On Wed, Dec 26, 2012 at 12:45 AM, Ben Goertzel <[email protected]> wrote:
>> Watson is able to understand complex sentences and reason without any
>> embodiment. To compensate, it includes code to reason about space and
>> time. For example, if it knows that X is north of Y and Y is north of
>> Z then it can reason that X is north of Z.
>>
>
> Yes.  That kind of reasoning is quite simple and  many other systems
> can do that too.   However, Watson has a large and carefully curated
> knowledge base.
>
> My intuition is that approaches similar to Watson are not going to
> succeed at general-purpose language understanding...
>
> It may be that IBM will succeed at general-purpose language
> understanding.  But if so, I predict it will be via taking an
> architecture vaguely like Watson, and inserting into it a component
> more like OpenCog, that does much deeper and broader forms of
> generalization than anything in Watson...
>
> -- Ben G

Watson's knowledge base is 4 TB of text.

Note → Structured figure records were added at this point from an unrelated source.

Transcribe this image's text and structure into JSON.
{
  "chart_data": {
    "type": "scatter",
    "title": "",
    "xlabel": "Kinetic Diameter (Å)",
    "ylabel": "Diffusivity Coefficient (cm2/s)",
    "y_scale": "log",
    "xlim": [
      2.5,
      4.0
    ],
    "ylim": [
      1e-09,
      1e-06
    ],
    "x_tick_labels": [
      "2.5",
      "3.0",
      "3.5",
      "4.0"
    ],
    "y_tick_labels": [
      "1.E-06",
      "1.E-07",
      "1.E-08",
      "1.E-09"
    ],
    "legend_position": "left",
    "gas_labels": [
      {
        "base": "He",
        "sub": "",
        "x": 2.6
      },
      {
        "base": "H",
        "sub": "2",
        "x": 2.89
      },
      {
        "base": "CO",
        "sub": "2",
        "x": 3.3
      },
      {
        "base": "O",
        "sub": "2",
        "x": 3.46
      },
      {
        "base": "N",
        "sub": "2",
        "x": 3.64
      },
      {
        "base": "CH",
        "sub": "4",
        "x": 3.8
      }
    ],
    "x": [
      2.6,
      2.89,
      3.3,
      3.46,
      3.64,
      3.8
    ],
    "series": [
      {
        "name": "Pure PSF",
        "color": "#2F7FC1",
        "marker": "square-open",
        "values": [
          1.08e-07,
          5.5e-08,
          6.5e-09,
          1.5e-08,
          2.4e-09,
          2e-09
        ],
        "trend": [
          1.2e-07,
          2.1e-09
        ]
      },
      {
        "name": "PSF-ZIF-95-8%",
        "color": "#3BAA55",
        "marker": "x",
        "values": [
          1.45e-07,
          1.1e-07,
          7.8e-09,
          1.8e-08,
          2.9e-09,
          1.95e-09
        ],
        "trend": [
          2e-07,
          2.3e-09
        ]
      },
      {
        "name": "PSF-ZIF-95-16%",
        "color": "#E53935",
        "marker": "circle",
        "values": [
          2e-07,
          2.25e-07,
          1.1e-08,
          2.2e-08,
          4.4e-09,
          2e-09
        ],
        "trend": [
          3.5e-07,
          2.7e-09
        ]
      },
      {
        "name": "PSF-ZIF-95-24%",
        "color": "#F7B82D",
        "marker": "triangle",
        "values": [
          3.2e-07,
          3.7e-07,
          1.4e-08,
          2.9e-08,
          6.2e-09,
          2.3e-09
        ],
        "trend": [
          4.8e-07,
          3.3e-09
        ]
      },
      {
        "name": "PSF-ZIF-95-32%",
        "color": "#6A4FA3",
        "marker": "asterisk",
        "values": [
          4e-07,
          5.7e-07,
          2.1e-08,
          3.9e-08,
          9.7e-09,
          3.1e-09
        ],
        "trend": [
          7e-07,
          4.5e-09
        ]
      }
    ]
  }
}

That is 4000 times larger
than an average person would hear and read in a lifetime. That, and a
fast reaction time on the buzzer, compensates for it other weaknesses
such as lack of vision and embodiment.

Reasoning about space and time are fairly simple, but these are only 2
of over 100 modules, each of which can answer only a few percent of
the questions. The intelligence comes from putting all of these
together.

What kind of test would be appropriate for comparing Watson with OpenCog?